As two ISIS militants faced a judge in Virginia, Diane Foley listened from home through a muffled phone connection. She strained to make out the voices of the men that prosecutors say kidnapped her son before he was murdered.
Alexanda Kotey and El Shafee Elsheikh are accused of belonging to an ISIS cell known as "the Beatles", an incongruously lighthearted nickname for four Britons blamed for the jailing, torture and murder of western hostages in Syria.
After geopolitical breakthroughs and stalemates, military action in Syria and court fights in London, the US Justice Department's most significant terrorism prosecution in years got under way at last in October.
For Ms Foley, who months earlier pleaded with Attorney General William Barr to secure justice by forswearing the death penalty, it felt miraculous that the case was happening at all.
“We’d met so many blocks over the years, I couldn’t believe it was happening,” she said.
“I was in awe of it, really, and almost didn’t trust it. Is this really happening?”
The prosecution is a counter-terrorism success in the waning months of the Trump administration. But it almost did not happen.
Interviews with 11 people connected to the case make clear the hurdles along the way, including a death penalty dispute that required two normally close allies, the US and UK, to navigate fundamental differences in criminal justice systems.

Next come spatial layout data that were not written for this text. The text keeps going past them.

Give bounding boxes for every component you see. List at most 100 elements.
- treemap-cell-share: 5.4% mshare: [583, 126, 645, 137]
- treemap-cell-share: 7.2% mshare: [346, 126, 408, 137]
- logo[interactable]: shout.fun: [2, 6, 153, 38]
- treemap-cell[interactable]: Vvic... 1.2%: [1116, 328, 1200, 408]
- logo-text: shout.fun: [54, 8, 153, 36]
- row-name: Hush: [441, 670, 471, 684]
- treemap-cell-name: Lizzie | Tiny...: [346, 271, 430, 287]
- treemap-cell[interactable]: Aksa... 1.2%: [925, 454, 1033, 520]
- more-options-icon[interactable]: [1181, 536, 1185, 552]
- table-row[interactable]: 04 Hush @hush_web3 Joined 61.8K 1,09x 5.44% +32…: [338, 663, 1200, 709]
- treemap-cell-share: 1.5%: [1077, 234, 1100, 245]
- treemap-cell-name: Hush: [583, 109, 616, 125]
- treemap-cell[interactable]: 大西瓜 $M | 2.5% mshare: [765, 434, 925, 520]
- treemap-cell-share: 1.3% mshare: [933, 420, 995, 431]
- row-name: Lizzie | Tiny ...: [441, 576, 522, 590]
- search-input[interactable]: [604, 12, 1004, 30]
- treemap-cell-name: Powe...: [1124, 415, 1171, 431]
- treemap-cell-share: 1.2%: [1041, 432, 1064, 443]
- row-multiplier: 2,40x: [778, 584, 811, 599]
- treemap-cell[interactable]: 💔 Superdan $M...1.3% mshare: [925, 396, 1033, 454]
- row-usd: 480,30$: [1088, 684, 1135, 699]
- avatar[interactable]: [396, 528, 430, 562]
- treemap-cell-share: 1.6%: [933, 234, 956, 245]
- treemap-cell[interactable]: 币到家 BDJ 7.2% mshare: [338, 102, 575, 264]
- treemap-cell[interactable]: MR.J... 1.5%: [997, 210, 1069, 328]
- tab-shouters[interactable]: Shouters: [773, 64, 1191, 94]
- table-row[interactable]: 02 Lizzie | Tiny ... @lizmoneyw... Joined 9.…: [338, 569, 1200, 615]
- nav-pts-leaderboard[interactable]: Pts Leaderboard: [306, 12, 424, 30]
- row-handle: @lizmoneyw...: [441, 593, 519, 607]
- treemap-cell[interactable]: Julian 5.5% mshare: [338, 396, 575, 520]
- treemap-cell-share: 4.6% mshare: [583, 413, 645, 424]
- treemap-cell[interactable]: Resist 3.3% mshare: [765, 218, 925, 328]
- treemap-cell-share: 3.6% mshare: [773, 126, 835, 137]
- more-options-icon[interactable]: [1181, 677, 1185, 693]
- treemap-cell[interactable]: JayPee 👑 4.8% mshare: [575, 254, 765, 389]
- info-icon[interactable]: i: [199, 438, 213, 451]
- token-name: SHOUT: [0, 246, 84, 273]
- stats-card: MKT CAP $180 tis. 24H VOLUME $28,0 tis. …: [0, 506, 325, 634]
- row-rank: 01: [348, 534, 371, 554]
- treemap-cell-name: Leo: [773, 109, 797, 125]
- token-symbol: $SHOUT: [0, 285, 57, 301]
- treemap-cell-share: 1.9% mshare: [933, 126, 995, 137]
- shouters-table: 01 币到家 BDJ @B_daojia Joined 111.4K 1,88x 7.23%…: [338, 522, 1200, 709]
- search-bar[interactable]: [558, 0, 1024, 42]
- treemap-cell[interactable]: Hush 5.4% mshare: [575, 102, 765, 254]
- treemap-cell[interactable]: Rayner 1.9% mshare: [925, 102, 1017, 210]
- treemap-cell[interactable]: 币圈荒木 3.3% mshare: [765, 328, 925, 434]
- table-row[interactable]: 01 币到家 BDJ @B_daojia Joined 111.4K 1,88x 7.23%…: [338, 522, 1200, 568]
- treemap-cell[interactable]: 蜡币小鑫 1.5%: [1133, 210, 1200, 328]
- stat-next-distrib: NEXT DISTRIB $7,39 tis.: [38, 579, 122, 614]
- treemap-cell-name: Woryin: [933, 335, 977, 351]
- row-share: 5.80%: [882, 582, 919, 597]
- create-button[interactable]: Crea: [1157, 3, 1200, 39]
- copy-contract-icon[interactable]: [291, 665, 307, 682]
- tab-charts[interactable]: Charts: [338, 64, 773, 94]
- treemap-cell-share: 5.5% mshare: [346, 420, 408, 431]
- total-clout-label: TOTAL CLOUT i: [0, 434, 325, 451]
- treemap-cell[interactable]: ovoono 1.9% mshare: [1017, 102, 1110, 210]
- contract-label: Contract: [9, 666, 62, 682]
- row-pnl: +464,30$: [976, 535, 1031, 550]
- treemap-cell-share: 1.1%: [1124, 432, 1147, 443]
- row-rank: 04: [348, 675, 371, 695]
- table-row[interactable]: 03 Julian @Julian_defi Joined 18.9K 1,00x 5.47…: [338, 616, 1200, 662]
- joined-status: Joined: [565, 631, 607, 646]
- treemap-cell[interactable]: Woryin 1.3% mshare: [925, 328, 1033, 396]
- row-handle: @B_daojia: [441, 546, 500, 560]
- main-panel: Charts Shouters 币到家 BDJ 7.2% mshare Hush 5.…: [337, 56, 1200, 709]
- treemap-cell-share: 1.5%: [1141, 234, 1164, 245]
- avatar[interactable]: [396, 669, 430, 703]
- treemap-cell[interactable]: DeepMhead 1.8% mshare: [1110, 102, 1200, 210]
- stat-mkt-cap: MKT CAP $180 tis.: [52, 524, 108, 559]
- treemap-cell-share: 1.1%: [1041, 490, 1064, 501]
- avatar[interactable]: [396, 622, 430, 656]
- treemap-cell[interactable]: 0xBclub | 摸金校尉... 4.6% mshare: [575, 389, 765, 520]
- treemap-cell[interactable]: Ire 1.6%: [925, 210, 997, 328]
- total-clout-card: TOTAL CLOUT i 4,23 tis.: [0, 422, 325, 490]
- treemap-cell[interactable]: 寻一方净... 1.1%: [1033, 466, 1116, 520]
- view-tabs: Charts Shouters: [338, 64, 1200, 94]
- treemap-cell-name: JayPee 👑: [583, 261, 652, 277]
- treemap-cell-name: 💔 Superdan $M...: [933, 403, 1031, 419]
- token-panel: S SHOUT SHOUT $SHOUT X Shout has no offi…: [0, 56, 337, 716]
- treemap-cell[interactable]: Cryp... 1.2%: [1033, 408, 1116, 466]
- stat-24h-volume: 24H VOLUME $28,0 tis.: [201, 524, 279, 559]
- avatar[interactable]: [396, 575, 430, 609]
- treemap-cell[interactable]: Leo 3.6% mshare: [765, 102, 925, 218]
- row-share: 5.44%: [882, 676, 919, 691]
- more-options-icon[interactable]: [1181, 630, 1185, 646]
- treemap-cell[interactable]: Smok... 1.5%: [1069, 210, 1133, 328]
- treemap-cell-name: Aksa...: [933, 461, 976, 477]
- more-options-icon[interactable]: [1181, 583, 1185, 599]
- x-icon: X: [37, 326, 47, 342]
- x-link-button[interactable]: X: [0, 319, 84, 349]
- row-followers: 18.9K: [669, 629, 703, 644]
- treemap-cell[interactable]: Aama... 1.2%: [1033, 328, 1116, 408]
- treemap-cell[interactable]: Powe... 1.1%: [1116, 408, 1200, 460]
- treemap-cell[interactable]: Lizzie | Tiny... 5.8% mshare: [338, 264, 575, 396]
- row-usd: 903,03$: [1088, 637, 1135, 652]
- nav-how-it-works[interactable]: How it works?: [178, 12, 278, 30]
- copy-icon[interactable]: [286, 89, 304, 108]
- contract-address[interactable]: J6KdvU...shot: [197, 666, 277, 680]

In the end, the interviews show, grieving families reached a gradual consensus to take capital punishment off the table, while a key commitment by Mr Barr to do the same enabled the US to obtain crucial evidence it needed.
“There was never a time when I thought we didn’t have any case,” said John Demers, assistant attorney general for national security.
“We didn’t want to bring them here unless we had really good charges, a really strong case, and ultimately expected a conviction that was going to result in a very significant prison sentence.”
The group of militants, called “the Beatles” by their captives because of their British accents, came to embody ISIS barbarism with the 2014 release of grisly propaganda videos depicting the beheadings of American hostages.
The first showed James Foley, who was captured as a freelance journalist covering Syria's civil war, kneeling in the desert in an orange jumpsuit beside a masked man in black brandishing a knife.
An air strike subsequently killed that man, known as Jihadi John, the group's most notorious member. Another member was prosecuted in Turkey.
Kotey and Elsheikh were captured in Syria in 2018 by US-backed Syrian forces.
Officials at the Justice Department weighed up whether the men should be tried in the UK or US, or even transferred to the US military prison at Guantanamo Bay in Cuba.
US authorities initially leaned towards a UK prosecution. Britain accumulated compelling evidence and US policy encouraged other nations to repatriate and prosecute their citizens who joined ISIS.
But the UK, which stripped the men of their citizenship, resisted hosting the trial, in part over concerns about the ability to obtain convictions and issue significant prison terms.
British authorities also imposed a condition on any prosecution the US might bring, refusing to share evidence without assurances the US would not seek the death penalty, which has long been abolished in the UK.
But US officials considered such evidence vital.
The UK relented eventually, agreeing to share evidence without the assurances. But Elsheikh's mother sued and, last March, a British court effectively blocked the sharing of evidence.
Despite the ruling, prosecutors pressed forward. George Zachary Terwilliger, US attorney for the Eastern District of Virginia, whose office is handling the prosecution, argued internally that getting the men to the US was more important than leaving the death penalty on the table.
The families also began to unite around the idea of removing the death penalty from consideration. That was notable because they had not always held the same views.
The executions of Foley and two other hostages, Steven Sotloff and Peter Kassig, were shown in propaganda videos.
But the circumstances of the death of a fourth, Kayla Mueller, who prosecutors claim was sexually abused by Abu Bakr Al Baghdadi, leader of ISIS at the time, were less clear.
Her parents initially believed keeping the death penalty on the table could provide leverage to obtain answers.
Ms Mueller's mother, Marsha, said in a text message that the couple simply wanted information.
Ultimately, though, when it came to the death penalty: “The other families who we care so deeply for wanted the men brought here and this seemed to be the only way they would come.”
Current and former FBI officials who had been advising the families encouraged them to speak out to prod the Trump administration into action.
Ali Soufan, a former FBI counter-terrorism agent, told them that the straightest path to justice involved waiving the death penalty.
Other options were hardly optimal. The likelihood of a legitimate trial in Iraq, where the men were being held by the US military, was uncertain. Holding proceedings there would risk a human rights outcry.
In the summer, as the families made clear their wishes to remove the death penalty from consideration and as the case dragged on without an obvious resolution, Mr Barr agreed to break the deadlock.
On August 18, he vowed in a letter to UK Home Secretary Priti Patel that the US government would forgo the death penalty.
He said that if the Justice Department received the evidence by October 15, it would proceed with prosecution. If not, the US would transfer the men to Iraqi custody.
The evidence came, resulting in a 24-page indictment with terrorism counts punishable by life in prison.